Reviews

These Very Serious Jokes

| New York City |

January 11, 2004

David Greenspan and Will Badgettin These Very Serious Jokes(Photo © Paula Court)
David Greenspan and Will Badgett
in These Very Serious Jokes
(Photo © Paula Court)

If it were not for David Greenspan, These Very Serious Jokes would be painful to sit through. The actor, who plays the role of Mephistopheles here, has a vibrant theatrical presence and a quirky stage personality that makes nearly everything he does wonderfully alive. Unfortunately, even he cannot salvage Target Margin Theater’s woefully misguided adaptation of Johann Wolfgang von Goethe’s Faust.

David Herskovits, who usually manages to put an innovative and engaging spin on the plays he directs, seems content here to simply quote other experimental theater directors in a hodgepodge of stylistic influences that never coheres into a compelling artistic vision. The set and several bits of stage business are reminiscent of a Richard Foreman production. The use of microphones to accentuate softly spoken dialogue is a common avant-garde technique, popularized by the Wooster Group and other downtown theater groups. The metatheatrical device of actors commenting on what lines were cut during the rehearsal process is something Herskovits has done before, as has Greenspan in his own playwriting efforts; while it’s funny the first time around, this trick has much less of an impact on the third or fourth.

The production seems almost purposefully amateurish. Kaye Voyce’s costume design puts most of the actors in street clothes supplemented by cheesy accessories like fake halos and wings. The exception to this is Greenspan’s wardrobe, as it seems the devil sports stylish suits. I’m sure there’s a concept at work here but it never fully materializes.

The majority of the actors deliver their lines in loud voices and with overexaggerated mannerisms; they try so hard to be funny that they become tedious all too quickly.
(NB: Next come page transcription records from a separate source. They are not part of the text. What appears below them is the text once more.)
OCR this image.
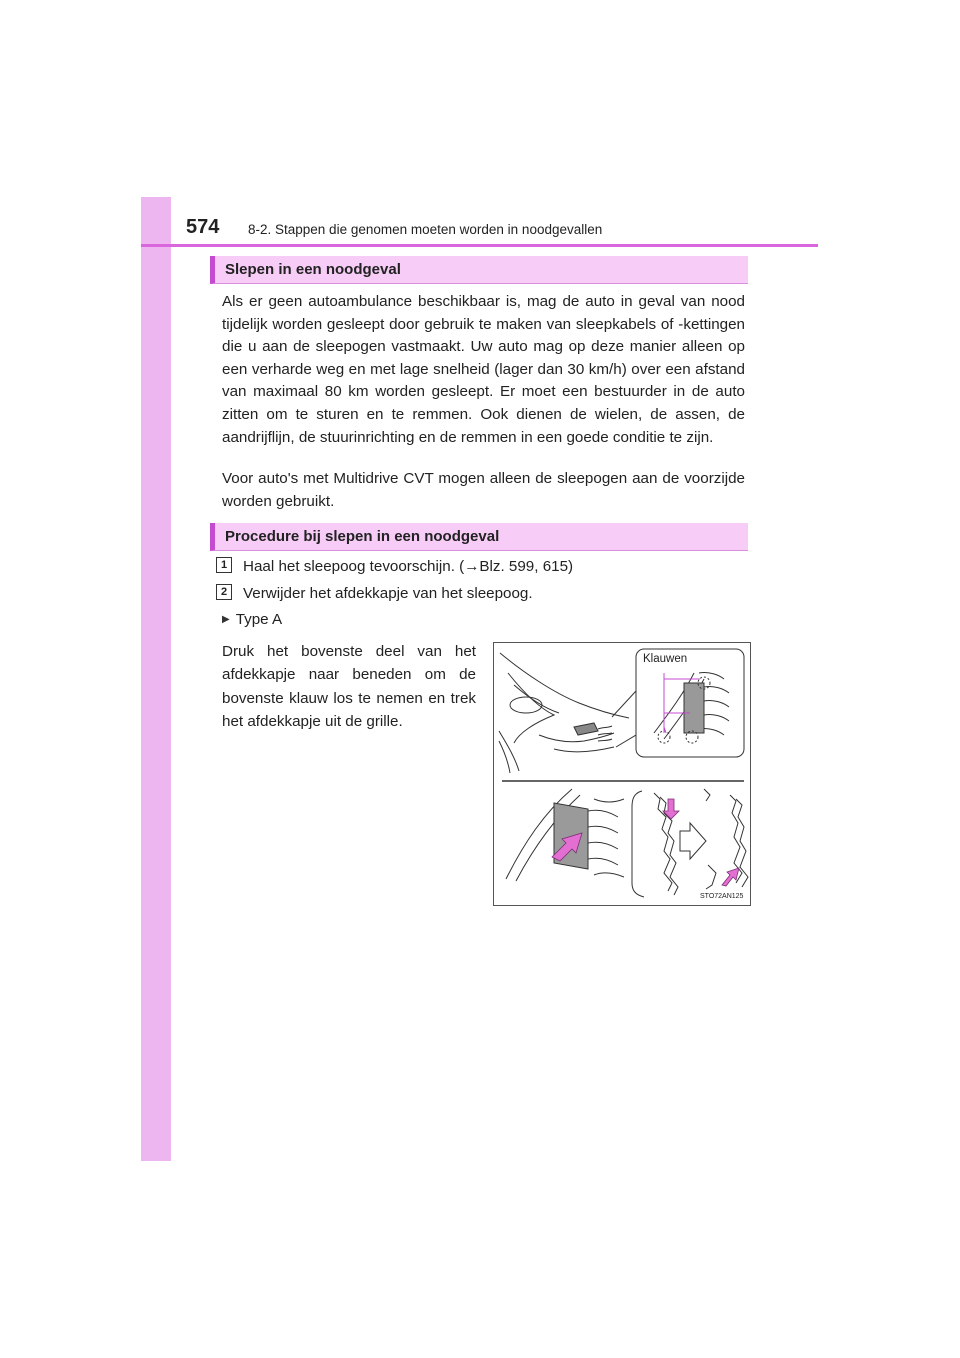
574 8-2. Stappen die genomen moeten worden in noodgevallen
Slepen in een noodgeval

Als er geen autoambulance beschikbaar is, mag de auto in geval van nood tijdelijk worden gesleept door gebruik te maken van sleepkabels of -kettingen die u aan de sleepogen vastmaakt. Uw auto mag op deze manier alleen op een verharde weg en met lage snelheid (lager dan 30 km/h) over een afstand van maximaal 80 km worden gesleept. Er moet een bestuurder in de auto zitten om te sturen en te remmen. Ook dienen de wielen, de assen, de aandrijflijn, de stuurinrichting en de remmen in een goede conditie te zijn.

Voor auto's met Multidrive CVT mogen alleen de sleepogen aan de voorzijde worden gebruikt.

Procedure bij slepen in een noodgeval
1	Haal het sleepoog tevoorschijn. (→Blz. 599, 615)

2	Verwijder het afdekkapje van het sleepoog.

▶ Type A

Druk het bovenste deel van het afdekkapje naar beneden om de bovenste klauw los te nemen en trek het afdekkapje uit de grille.

Klauwen
STO72AN125
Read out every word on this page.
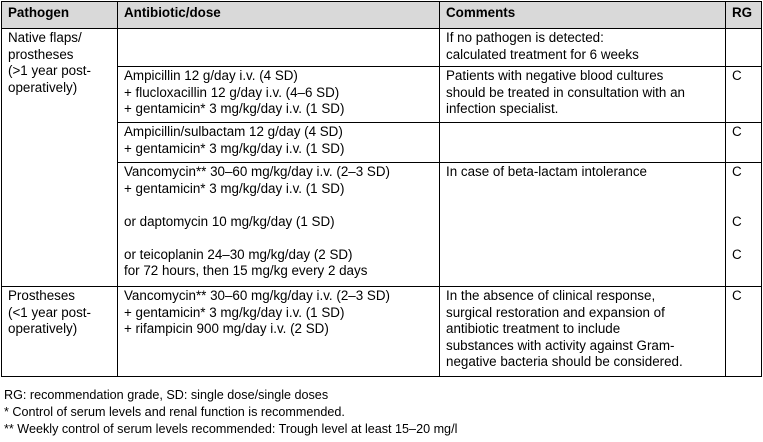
Pathogen	Antibiotic/dose	Comments	RG

Native flaps/
prostheses
(>1 year post-
operatively)		If no pathogen is detected:
calculated treatment for 6 weeks	

	Ampicillin 12 g/day i.v. (4 SD)
+ flucloxacillin 12 g/day i.v. (4–6 SD)
+ gentamicin* 3 mg/kg/day i.v. (1 SD)	Patients with negative blood cultures
should be treated in consultation with an
infection specialist.	C

	Ampicillin/sulbactam 12 g/day (4 SD)
+ gentamicin* 3 mg/kg/day i.v. (1 SD)		C

	Vancomycin** 30–60 mg/kg/day i.v. (2–3 SD)
+ gentamicin* 3 mg/kg/day i.v. (1 SD)
or daptomycin 10 mg/kg/day (1 SD)
or teicoplanin 24–30 mg/kg/day (2 SD)
for 72 hours, then 15 mg/kg every 2 days	In case of beta-lactam intolerance	C
C
C

Prostheses
(<1 year post-
operatively)	Vancomycin** 30–60 mg/kg/day i.v. (2–3 SD)
+ gentamicin* 3 mg/kg/day i.v. (1 SD)
+ rifampicin 900 mg/day i.v. (2 SD)	In the absence of clinical response,
surgical restoration and expansion of
antibiotic treatment to include
substances with activity against Gram-
negative bacteria should be considered.	C
RG: recommendation grade, SD: single dose/single doses
* Control of serum levels and renal function is recommended.
** Weekly control of serum levels recommended: Trough level at least 15–20 mg/l
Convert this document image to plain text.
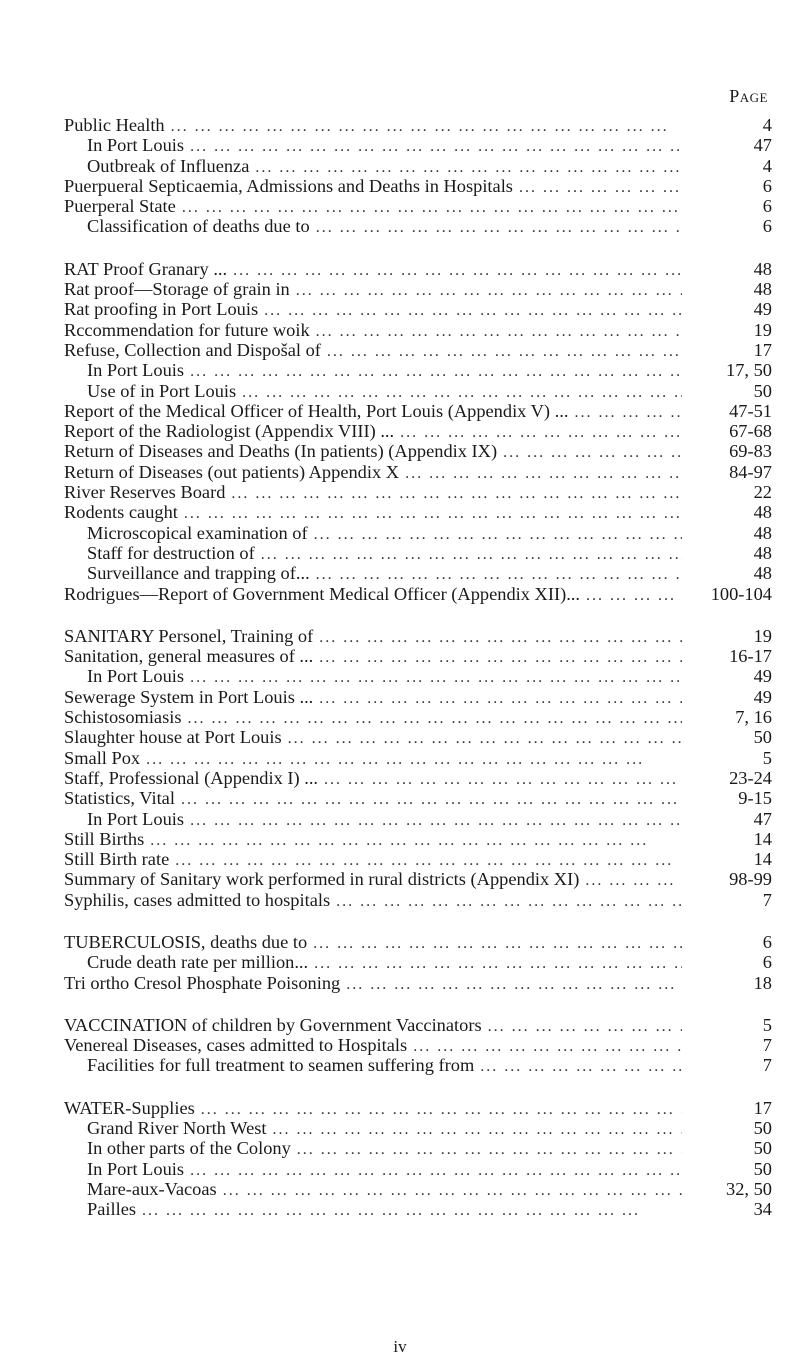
Page
Public Health ... .	4
In Port Louis ... .	47
Outbreak of Influenza ... .	4
Puerpueral Septicaemia, Admissions and Deaths in Hospitals ... .	6
Puerperal State ... .	6
Classification of deaths due to ... .	6
RAT Proof Granary ... ... .	48
Rat proof—Storage of grain in ... .	48
Rat proofing in Port Louis ... .	49
Rccommendation for future woik ... .	19
Refuse, Collection and Dispošal of ... .	17
In Port Louis ... .	17, 50
Use of in Port Louis ... .	50
Report of the Medical Officer of Health, Port Louis (Appendix V) ... ... .	47-51
Report of the Radiologist (Appendix VIII) ... ... .	67-68
Return of Diseases and Deaths (In patients) (Appendix IX) ... .	69-83
Return of Diseases (out patients) Appendix X ... .	84-97
River Reserves Board ... .	22
Rodents caught ... .	48
Microscopical examination of ... .	48
Staff for destruction of ... .	48
Surveillance and trapping of... ... .	48
Rodrigues—Report of Government Medical Officer (Appendix XII)... ... .	100-104
SANITARY Personel, Training of ... .	19
Sanitation, general measures of ... ... .	16-17
In Port Louis ... .	49
Sewerage System in Port Louis ... ... .	49
Schistosomiasis ... .	7, 16
Slaughter house at Port Louis ... .	50
Small Pox ... .	5
Staff, Professional (Appendix I) ... ... .	23-24
Statistics, Vital ... .	9-15
In Port Louis ... .	47
Still Births ... .	14
Still Birth rate ... .	14
Summary of Sanitary work performed in rural districts (Appendix XI) ... .	98-99
Syphilis, cases admitted to hospitals ... .	7
TUBERCULOSIS, deaths due to ... .	6
Crude death rate per million... ... .	6
Tri ortho Cresol Phosphate Poisoning ... .	18
VACCINATION of children by Government Vaccinators ... .	5
Venereal Diseases, cases admitted to Hospitals ... .	7
Facilities for full treatment to seamen suffering from ... .	7
WATER-Supplies ... .	17
Grand River North West ... .	50
In other parts of the Colony ... .	50
In Port Louis ... .	50
Mare-aux-Vacoas ... .	32, 50
Pailles ... .	34
iv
Will Badgett, as Faust, fares a little better, though he too often seems to be declaiming his lines without understanding their underlying meaning.

Douglas Langworthy’s new translation of Goethe’s Faust is serviceable, yet it seems to sing more on the page than in the actors’ mouths. He includes both the dedication and the prelude at the theater, which are cut out of most productions of the play — and for good reason. While the dedication is nicely delivered in soothing, sensuous tones by the underutilized Purva Bedi, the prelude is hardly worth preserving; although it establishes the aforementioned metatheatrical device that Herskovits tries to exploit in his production, it’s performed rather abysmally by Yuri Skujins as The Producer, E.C. Kelly as The Playwright, and George Hannah as The Actor. If the prelude was supposed to provide comic relief, then Herskovits really should have worked on the actors’ comic timing and delivery.

These Very Serious Jokes only covers a portion of Faust; it’s the first installment in a multi-year Target Margin project devoted to the text. One hopes that, before the next installment is presented to the public, the company members will rethink some of their more problematic choices in order to better serve a worthy play.